If, in fact, not being able to curb terror is the reason Israel is leaving Gaza, it would also be leaving Tel Aviv, Gilo, Netanya, Kfar Saba, Sderot and Jerusalem where Palestinian Arab terror has been rampant. It is also important to note that Israel has done a relatively good job protecting the Jews of Gaza. After all, 80% of all Israelis killed by Palestinian Arab terror since September 2000 live within Israel’s ’67 borders, only 20% of those killed live outside these borders in Gaza, Judea or Samaria.
“Another factor in more people choosing option #2 (71% did) over #1 is that negative phrases and images like “capitulation to violence and terror” and “forced to leave” and “couldn’t curb terror,” are all in #1; while #2 has positive phrases and images like “bold step” and “advance the peace process.” These are strong phrases that will make #2 a more comfortable choice than #1.
“But what is most troubling about this poll is that it doesn’t even ask the question at hand, whether Americans approve or disapprove of the Gaza Plan. To more clearly show why ADL’s poll does not answer the critical question of whether Americans support this Plan, consider the following fictitious poll question:
“A man who needs money for his impoverished family has been offered $1000 by some gamblers to play Russian Roulette. After some soul searching he decides to play the game.
1. Is he doing it because he is afraid of the gamblers? Most people would probably say no.
2. Is his decision a “bold” one to help the financial condition of his family? Most people would probably say yes.”
“Yet, even if most people chose option #2 and only a minority chose #1, one could not state that most Americans support this man’s decision to play Russian Roulette. You would need a third question that directly asks “Is it a wise decision for this man to play Russian Roulette and do you support him doing it?” Likely, most people would say no to this question. In any event, you need option #3 to get the answer to the major question of whether this man should play Russian Roulette or not.”

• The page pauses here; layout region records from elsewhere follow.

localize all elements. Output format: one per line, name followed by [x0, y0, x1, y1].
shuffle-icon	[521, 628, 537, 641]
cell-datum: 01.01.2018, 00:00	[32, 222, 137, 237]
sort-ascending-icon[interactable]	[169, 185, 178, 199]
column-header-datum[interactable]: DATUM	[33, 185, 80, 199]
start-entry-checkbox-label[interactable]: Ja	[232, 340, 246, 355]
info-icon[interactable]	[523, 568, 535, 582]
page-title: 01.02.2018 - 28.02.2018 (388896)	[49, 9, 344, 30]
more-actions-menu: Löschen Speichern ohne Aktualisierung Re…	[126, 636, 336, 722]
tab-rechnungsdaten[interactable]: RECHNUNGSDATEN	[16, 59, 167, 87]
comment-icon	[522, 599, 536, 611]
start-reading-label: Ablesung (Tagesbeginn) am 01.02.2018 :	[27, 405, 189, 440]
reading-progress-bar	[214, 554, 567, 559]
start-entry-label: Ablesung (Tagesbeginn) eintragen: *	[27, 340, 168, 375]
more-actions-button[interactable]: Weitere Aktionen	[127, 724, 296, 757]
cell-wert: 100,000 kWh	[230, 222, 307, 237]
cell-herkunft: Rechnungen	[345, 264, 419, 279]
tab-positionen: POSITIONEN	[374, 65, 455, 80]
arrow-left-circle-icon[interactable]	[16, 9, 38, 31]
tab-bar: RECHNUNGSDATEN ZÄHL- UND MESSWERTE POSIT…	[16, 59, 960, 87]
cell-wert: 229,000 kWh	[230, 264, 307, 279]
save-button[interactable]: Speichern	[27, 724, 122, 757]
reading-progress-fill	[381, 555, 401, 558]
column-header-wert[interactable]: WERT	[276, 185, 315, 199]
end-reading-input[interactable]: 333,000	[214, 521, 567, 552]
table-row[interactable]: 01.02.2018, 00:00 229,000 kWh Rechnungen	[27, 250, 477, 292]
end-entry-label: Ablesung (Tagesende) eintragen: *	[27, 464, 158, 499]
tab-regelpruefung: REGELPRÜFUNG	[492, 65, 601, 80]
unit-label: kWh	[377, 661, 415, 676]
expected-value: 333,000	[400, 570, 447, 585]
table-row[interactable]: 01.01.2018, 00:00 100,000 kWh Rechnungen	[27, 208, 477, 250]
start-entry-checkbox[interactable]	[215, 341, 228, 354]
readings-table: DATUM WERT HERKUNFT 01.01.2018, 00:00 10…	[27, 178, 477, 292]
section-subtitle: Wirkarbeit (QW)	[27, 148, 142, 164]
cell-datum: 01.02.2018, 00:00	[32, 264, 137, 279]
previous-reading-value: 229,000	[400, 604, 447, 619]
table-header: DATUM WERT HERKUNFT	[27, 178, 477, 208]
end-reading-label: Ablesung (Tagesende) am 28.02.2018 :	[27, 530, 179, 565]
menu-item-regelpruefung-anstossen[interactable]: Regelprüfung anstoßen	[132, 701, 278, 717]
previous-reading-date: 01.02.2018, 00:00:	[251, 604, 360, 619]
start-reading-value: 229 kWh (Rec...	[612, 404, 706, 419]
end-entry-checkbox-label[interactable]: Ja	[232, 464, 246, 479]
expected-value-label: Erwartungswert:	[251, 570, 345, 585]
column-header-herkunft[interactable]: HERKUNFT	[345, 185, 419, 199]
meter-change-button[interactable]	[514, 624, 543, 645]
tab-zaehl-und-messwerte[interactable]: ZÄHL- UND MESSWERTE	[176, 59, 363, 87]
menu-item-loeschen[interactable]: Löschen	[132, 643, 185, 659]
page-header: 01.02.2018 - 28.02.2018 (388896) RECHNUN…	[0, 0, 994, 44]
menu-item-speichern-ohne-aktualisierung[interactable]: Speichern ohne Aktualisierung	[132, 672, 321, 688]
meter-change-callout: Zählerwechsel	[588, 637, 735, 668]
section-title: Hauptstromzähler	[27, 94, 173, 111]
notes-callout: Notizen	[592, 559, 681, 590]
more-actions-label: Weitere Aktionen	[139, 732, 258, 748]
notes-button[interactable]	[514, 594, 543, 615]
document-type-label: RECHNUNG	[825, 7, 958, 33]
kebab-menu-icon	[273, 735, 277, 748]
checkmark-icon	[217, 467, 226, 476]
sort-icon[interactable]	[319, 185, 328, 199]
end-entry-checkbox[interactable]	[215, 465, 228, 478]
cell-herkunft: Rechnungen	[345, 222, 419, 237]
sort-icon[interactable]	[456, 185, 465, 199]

ZOA President Morton A. Klein respectfully requests of ADL, “In light of the rigorous analysis performed by three distinguished statistical and mathematical scientists of the ADL poll, showing that ADL’s conclusion that most Americans support Israel’s Gaza Withdrawal Plan is invalid, the ZOA calls on Abe Foxman and ADL to stop promoting and disseminating their poll’s results and immediately issue a public retraction of their erroneous conclusion.”